View from Brussels: Europe’s train of thought
Image credit: European Union 2021
2021 is the ‘European Year of Rail’, according to the EU, which wants to remind people how great trains are when choosing how to get around. However, rather than showing that, Brussels is inadvertently reminding us how complex train travel can sometimes be.
The jewel in the year’s locomotive facilities was unveiled last week in Lisbon, when a special ‘Connecting Europe Express’ pulled into the station in Lisbon, ready for a month-long trip through most of the EU’s member states.
After 20,000 kilometres and 26 countries, the train should pull into station in Paris on 7 October. The idea is to show people how connected Europe is and demonstrate the green credentials of train travel, at a time when clean transport is sorely needed.
According to EU transport commissioner Adina Valean: “Over the coming weeks, the Express will become a rolling conference, laboratory and forum for public debate on how to make rail the transport mode of choice for passengers and businesses alike.”
“Rail has shaped our rich, common history. But, rail is also Europe’s future, our route to mitigating climate change and powering economic recovery from the pandemic, as we build a carbon-neutral transport sector,” she added.

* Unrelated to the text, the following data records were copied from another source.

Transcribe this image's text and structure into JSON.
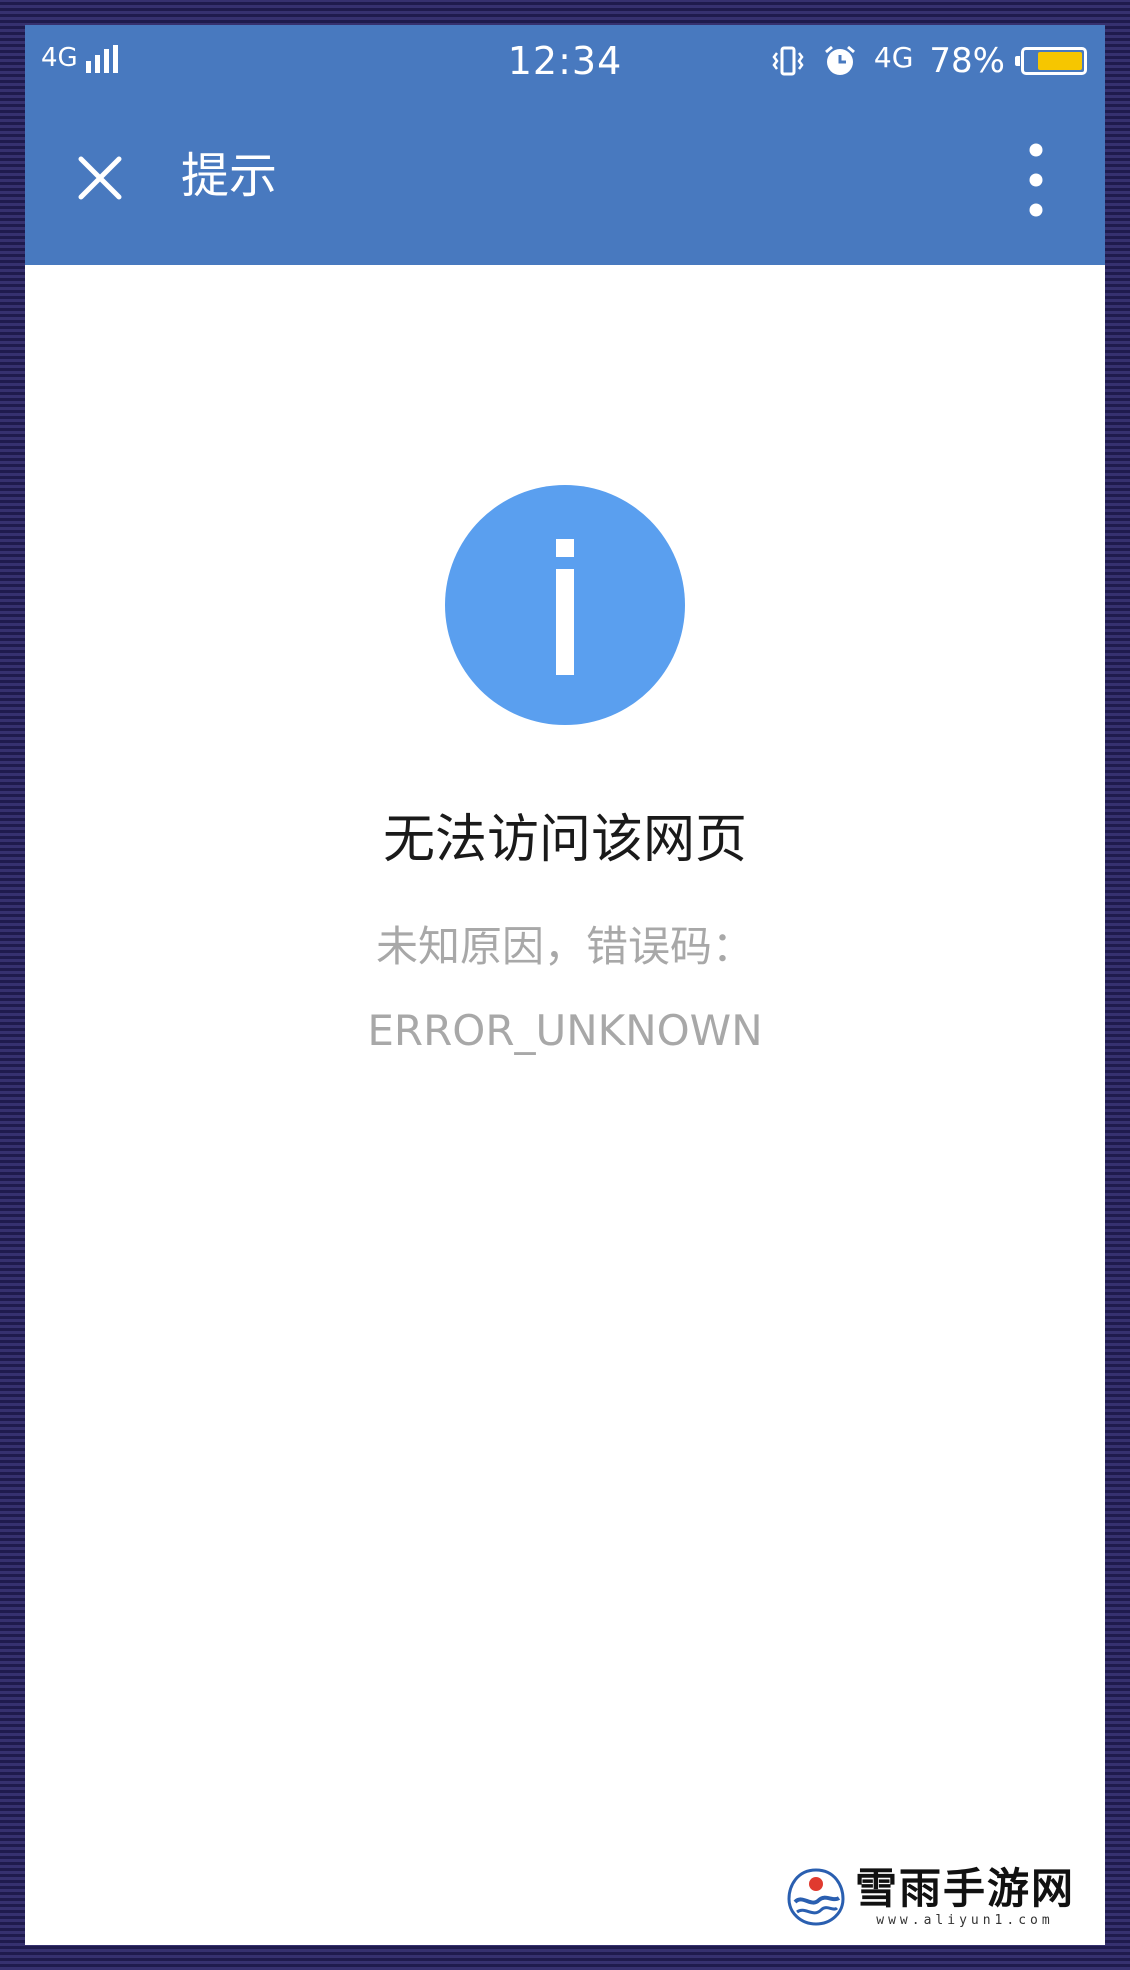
{
  "status_bar": {
    "network_left": "4G",
    "time": "12:34",
    "network_right": "4G",
    "battery_percent": "78%",
    "battery_level": 0.78,
    "icons": [
      "signal-bars-icon",
      "vibrate-icon",
      "alarm-clock-icon",
      "battery-icon"
    ]
  },
  "toolbar": {
    "title": "提示",
    "close_icon": "close-icon",
    "more_icon": "more-vertical-icon"
  },
  "content": {
    "icon": "info-icon",
    "title": "无法访问该网页",
    "reason_line": "未知原因，错误码：",
    "error_code": "ERROR_UNKNOWN"
  },
  "watermark": {
    "brand": "雪雨手游网",
    "url": "www.aliyun1.com"
  },
  "colors": {
    "header": "#4879bf",
    "info_circle": "#5a9fef",
    "battery_fill": "#f6c600",
    "secondary_text": "#a8a8a8",
    "frame": "#2e2a66"
  }
}
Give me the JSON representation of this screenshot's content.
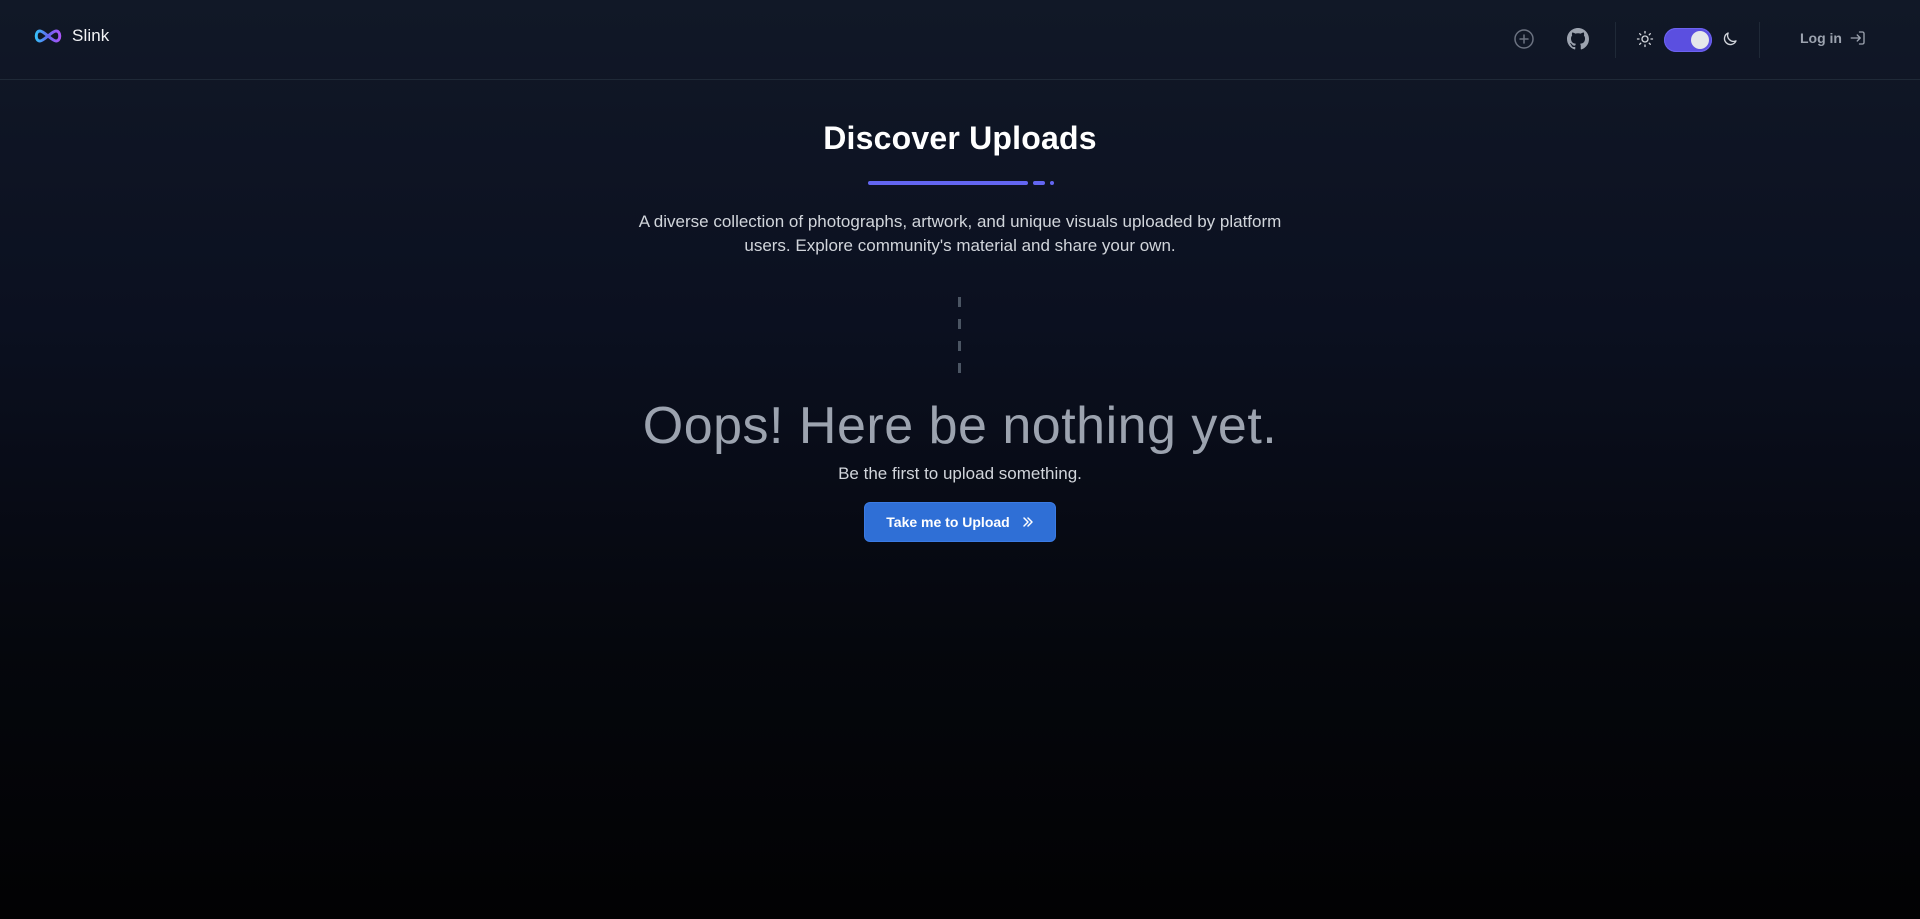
{
  "header": {
    "brand_name": "Slink",
    "icons": [
      "plus-circle-icon",
      "github-icon",
      "sun-icon",
      "moon-icon",
      "login-arrow-icon"
    ],
    "theme_toggle_on": true,
    "login_label": "Log in"
  },
  "main": {
    "title": "Discover Uploads",
    "description": "A diverse collection of photographs, artwork, and unique visuals uploaded by platform users. Explore community's material and share your own.",
    "empty_title": "Oops! Here be nothing yet.",
    "empty_subtitle": "Be the first to upload something.",
    "cta_prefix": "Take me to",
    "cta_bold": "Upload"
  },
  "colors": {
    "accent": "#6366f1",
    "toggle": "#5b4fe0",
    "button": "#2f6fd6",
    "background_top": "#111827",
    "background_bottom": "#020203"
  }
}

It is also proving to be an opportunity for the notoriously-fragmented market and the operators that jealously guard their part of the rail pie to come together for once and collaborate on one project.
For at least some of the journey’s legs, the train will be made up of a sleeper wagon provided by Austria’s rail company, passenger carriages from Germany and Switzerland, an Italian dining car and a French conference wagon.
But a quick glance at the indicative route the ‘express’ is taking shows the problem that rail travel is facing in Europe. One legacy problem that is unlikely to ever change is track gauge: the train will have to negotiate three separate track widths on its mammoth journey.
Another issue clear from the route map is that only 23 of the EU’s member states are going to get a visit from the train. For a project with ‘connecting Europe’ in the title, it is a point that stands out quite prominently
Ireland, from a logistics point of view, is not included as it has no direct connection to the European mainland – a status that is unlikely to change any time soon, despite UK Prime Minister Boris Johnson’s dream of connecting the island with Britain.
The same is true of Cyprus and Malta, island nations which unlike Ireland, actually have no actual rail to speak of. The UK is also not included – mostly because of Brexit, but also because only specialised trains can run through the Channel Tunnel rail link.
Finland is also not on the itinerary as its rail link with Sweden has only recently been resurrected after 30 years of inactivity. A planned undersea rail connection with Estonia could be built, at a cost of some €9 billion, but would only be ready some time after 2030.
The express route’s focus on the dense networks of north-western and central Europe has also drawn criticism, as it will not visit either southern Spain or Italy. Most of the countries seeking EU membership in the Balkans are also bypassed.
Most of these decisions can be put down to lack of infrastructure, a tight schedule and having to negotiate normal rail traffic, but it does demonstrate that putting rail in a position to compete with short-haul aviation will need immense effort.
The EU’s mighty ‘fourth railway package’ – a set of rules designed to open up and liberalise the bloc’s networks – was phased in from 2016 and should have been completely written into national laws by the end of 2020. In some cases, governments are still dragging their feet.
Sparking competition has begun to pay off though: France’s national operator recently started high-speed services between Barcelona and Madrid, which its Spanish equivalent had a monopoly over. Lower ticket prices are already on offer.
In other areas, the rules still either need time to kick in or are not quite having the desired impact. EU law does not dictate what track access charges need to be levied on operators, which has led to a difficult life for another train option: sleeper services.
Austria’s rail company, ÖBB, has spearheaded a night-train renaissance of sorts, with a host of new routes unveiled and millions of euros spent on new wagons. The firm hopes to capitalise on a new post-Covid appreciation for slow, green travel.
But there are still hurdles: ÖBB has called for a new low-cost category for track charges to be put in place to spur more sleeper services, as well as a VAT exemption for international train journeys. That perk is currently enjoyed by airlines.
Night-trains are by no means an easy nut to crack. Sweden’s government last year launched a tender for services linking its cities with Hamburg and Brussels. Last month, only the Hamburg route received any offers.
The Brussels option reportedly failed to attract any takers as the journey would be too long to fit into existing timetables and a lack of subsidies or exemptions in countries on the route – especially Belgium and Germany – meant it would not be a viable service.
In this case, even support from a government with plenty of resources was not enough to fire up the locomotive. A lack of rolling stock also killed the idea before it had even left the station.
People want trains though. If governments, with a bit of cajoling from the EU, can sort out tricky issues like timings, shared ticket platforms and, probably most importantly, ticket prices, there is almost limitless potential for rail to make transport better.